To the extent that Kotz erects a straw man of leftist “movement” AAN papers that thumb their noses at New Times’ apolitical editorial template, his letter demands a response.
And, darn the luck, I’ve gone out and recruited myself to swim in these gator-infested waters.
First off, I admire the New Times papers that I’ve seen. Well-paid editorial staffs that work hard and provide top-notch writing, reporting and presentation, well, that’s nothing to sneeze at, whether you want to call it “progressive” journalism or not.
Unfortunately, in making his point, Kotz painted the issue in black and white, and neglected to acknowledge that in this business, there’s more than one way to skin a cat.
In ridiculing the “progressives” and “radicals” who run some AAN papers, and mocking the notion that local journalists might have something worthwhile to say about public affairs and politics, Kotz might as well just say journalists shouldn’t aspire to leadership in their communities, write about issues they feel strongly about, or try to effect political change. He turns what’s always been a positive role, “crusading journalist,” into something to be embarrassed about.
Geez, and I thought I was getting cynical.
Kotz does make a good point in arguing that solid reporting that goes after the “big guys” is more valuable than political yammering without a foundation in good reporting (though I don’t know anyone who would seriously challenge that argument).
He’s just wrong in suggesting that it’s got to be one way or another. Some of the best journalism of the past century has joined aggressive, in-depth reporting with a crusading spirit that makes no apologies for trying to influence readers and lead them along a better path.
One shudders to think how this country might have turned out if American editors through history had just decided to keep their traps shut for fear of insulting the intelligence of their readers.
The minute I decide as an editor that I’m not qualified to tell our readers how I feel about things — and by implication how they should feel about the same things — that’s the moment I hang up my keyboard and switch to selling tacos.

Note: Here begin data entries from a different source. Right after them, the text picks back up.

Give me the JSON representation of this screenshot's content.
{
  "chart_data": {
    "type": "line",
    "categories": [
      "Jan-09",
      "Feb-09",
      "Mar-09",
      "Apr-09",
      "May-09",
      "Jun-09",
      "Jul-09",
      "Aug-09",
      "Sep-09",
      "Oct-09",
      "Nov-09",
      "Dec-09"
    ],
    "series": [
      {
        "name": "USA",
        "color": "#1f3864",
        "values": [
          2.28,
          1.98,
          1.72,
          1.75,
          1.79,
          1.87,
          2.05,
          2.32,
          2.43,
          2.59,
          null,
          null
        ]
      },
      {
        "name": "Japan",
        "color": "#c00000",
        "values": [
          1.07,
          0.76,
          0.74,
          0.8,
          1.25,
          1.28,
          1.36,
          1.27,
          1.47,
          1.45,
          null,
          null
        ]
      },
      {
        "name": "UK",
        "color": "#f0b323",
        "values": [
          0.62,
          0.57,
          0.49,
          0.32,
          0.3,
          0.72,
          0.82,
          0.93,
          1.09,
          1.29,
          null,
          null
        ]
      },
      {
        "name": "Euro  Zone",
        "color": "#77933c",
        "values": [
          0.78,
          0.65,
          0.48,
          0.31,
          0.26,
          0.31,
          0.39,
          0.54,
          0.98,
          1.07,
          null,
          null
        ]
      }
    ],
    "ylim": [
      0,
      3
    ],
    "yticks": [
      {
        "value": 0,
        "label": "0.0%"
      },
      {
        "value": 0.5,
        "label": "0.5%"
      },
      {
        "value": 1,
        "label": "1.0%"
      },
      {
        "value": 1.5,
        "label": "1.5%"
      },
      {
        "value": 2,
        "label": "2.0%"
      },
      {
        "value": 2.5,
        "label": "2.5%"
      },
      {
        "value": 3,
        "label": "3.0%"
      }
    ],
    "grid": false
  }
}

And, besides, our readers generally aren’t shy about telling me how they feel, including specifically which lake I should jump into and how long I should stay under water. If I stir them up and goose them into a reaction, any reaction, that counts as a victory.
So, Pete, I respect you, your paper and your chain. You guys put out some of the best newspapers in AAN. Just don’t try to suggest that editorial quality and leadership can’t co-exist.